Massachusetts First Lady Diane Patrick, a partner at a major global law firm, accuses the state’s largest newspaper of racism for calling her husband’s taxpayer-financed Cadillac upgrade as “tricked out.” Shortly after taking office in 2007, Deval Patrick exchanged the cheaper Crown Victoria traditionally used as a state car for the more expensive ($46,000) Cadillac DeVille.
It was one of several questionable expenditures of public funds by the independently wealthy governor whose state is in a dire financial crisis. He also spent thousands of dollars on new furniture and curtains for his office, used a state helicopter to chauffer him around and hired a $72,000-a-year aide to schedule interviews for his busy wife.
She assures that the term “tricked out” is, not only racist but inaccurate because her husband’s fancy state car doesn’t have boom boxes or speakers on the outside. The paper’s editor explains to the Juris Doctor that the term has no racist implications but rather is a 100-year-old synonym for decorated or adorned.

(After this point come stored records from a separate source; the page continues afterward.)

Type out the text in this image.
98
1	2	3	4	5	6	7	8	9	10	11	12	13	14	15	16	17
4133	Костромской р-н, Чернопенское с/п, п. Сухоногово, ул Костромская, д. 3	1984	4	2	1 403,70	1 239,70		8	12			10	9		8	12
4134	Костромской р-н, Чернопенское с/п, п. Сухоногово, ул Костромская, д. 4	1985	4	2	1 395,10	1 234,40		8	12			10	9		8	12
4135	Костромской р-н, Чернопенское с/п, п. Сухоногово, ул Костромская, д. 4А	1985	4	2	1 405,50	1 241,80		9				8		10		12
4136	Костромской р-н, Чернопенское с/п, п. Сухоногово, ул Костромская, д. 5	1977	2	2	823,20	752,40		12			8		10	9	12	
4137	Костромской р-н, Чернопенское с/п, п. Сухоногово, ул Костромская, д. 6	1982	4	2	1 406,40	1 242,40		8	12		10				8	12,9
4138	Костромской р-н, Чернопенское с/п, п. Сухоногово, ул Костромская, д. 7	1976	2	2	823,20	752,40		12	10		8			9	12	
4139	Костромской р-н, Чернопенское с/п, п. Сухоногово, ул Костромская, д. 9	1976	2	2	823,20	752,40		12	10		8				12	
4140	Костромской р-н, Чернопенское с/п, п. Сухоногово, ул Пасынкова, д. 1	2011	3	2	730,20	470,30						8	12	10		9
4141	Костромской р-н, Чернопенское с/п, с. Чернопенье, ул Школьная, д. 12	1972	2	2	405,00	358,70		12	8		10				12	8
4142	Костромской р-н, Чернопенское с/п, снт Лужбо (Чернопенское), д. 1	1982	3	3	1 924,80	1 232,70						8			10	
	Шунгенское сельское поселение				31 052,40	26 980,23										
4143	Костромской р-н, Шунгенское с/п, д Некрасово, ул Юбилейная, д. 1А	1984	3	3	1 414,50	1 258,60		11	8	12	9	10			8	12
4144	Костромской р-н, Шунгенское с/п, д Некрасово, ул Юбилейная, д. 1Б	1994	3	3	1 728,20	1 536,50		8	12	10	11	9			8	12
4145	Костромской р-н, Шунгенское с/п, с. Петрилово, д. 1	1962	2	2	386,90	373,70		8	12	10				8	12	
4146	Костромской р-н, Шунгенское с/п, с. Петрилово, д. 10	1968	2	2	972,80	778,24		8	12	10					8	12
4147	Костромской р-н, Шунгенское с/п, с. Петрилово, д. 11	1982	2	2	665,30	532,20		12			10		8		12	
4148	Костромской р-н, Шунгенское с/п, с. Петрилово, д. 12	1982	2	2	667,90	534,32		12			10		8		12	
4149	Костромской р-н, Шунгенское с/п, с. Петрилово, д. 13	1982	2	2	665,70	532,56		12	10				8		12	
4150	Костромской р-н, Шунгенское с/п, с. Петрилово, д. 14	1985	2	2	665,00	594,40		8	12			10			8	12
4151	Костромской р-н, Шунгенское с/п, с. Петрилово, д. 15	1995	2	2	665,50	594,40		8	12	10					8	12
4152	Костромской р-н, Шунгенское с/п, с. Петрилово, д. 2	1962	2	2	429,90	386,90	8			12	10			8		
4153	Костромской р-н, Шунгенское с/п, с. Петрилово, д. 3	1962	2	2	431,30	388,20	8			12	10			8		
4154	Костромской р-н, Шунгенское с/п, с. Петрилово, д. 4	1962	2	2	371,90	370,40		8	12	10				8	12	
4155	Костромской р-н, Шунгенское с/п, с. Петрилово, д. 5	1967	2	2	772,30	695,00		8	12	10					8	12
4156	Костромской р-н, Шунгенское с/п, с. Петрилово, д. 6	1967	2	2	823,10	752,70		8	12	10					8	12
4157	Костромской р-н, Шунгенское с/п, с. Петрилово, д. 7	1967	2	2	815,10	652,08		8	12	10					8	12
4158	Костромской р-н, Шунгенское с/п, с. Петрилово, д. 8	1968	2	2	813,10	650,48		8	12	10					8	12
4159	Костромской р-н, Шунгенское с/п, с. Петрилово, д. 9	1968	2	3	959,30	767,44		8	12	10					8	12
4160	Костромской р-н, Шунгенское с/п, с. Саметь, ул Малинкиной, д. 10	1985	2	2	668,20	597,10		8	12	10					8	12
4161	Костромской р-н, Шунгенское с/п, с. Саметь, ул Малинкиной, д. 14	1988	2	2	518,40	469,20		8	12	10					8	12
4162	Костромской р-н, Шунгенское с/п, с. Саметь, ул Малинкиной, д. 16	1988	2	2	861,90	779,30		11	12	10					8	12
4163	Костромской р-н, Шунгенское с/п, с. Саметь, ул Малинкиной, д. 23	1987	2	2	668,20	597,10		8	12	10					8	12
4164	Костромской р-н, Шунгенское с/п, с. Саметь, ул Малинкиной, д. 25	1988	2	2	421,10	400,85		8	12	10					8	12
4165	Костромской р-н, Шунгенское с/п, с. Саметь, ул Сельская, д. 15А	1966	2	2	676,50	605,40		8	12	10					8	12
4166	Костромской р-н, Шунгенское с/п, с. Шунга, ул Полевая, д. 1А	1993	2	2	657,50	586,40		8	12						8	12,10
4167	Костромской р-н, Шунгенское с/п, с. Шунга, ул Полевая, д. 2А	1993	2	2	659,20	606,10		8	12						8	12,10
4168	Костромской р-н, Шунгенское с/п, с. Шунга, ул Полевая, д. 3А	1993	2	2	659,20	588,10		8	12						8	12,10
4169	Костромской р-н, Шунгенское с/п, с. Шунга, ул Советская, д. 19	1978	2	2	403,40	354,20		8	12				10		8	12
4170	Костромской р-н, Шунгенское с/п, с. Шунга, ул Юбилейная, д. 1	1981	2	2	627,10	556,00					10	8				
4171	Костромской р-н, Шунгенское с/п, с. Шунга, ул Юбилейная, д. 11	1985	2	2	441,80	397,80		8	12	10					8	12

Deval, who made headlines for becoming the state’s first black governor, has been involved in a variety of controversies in his short tenure. A former Clinton Justice Department attorney in charge of civil rights, the governor has publicly said he believes illegal immigrants should get drivers licenses and in-state college tuition. He even killed a Massachusetts policy that allowed state troopers to detain illegal aliens.
Deval has also come under fire for working to reverse a longtime state law that allows employers broad access to the criminal records of potential employees. His plan seeks to ban employers’ access to the criminal records because he believes it discriminates against the convicted felon.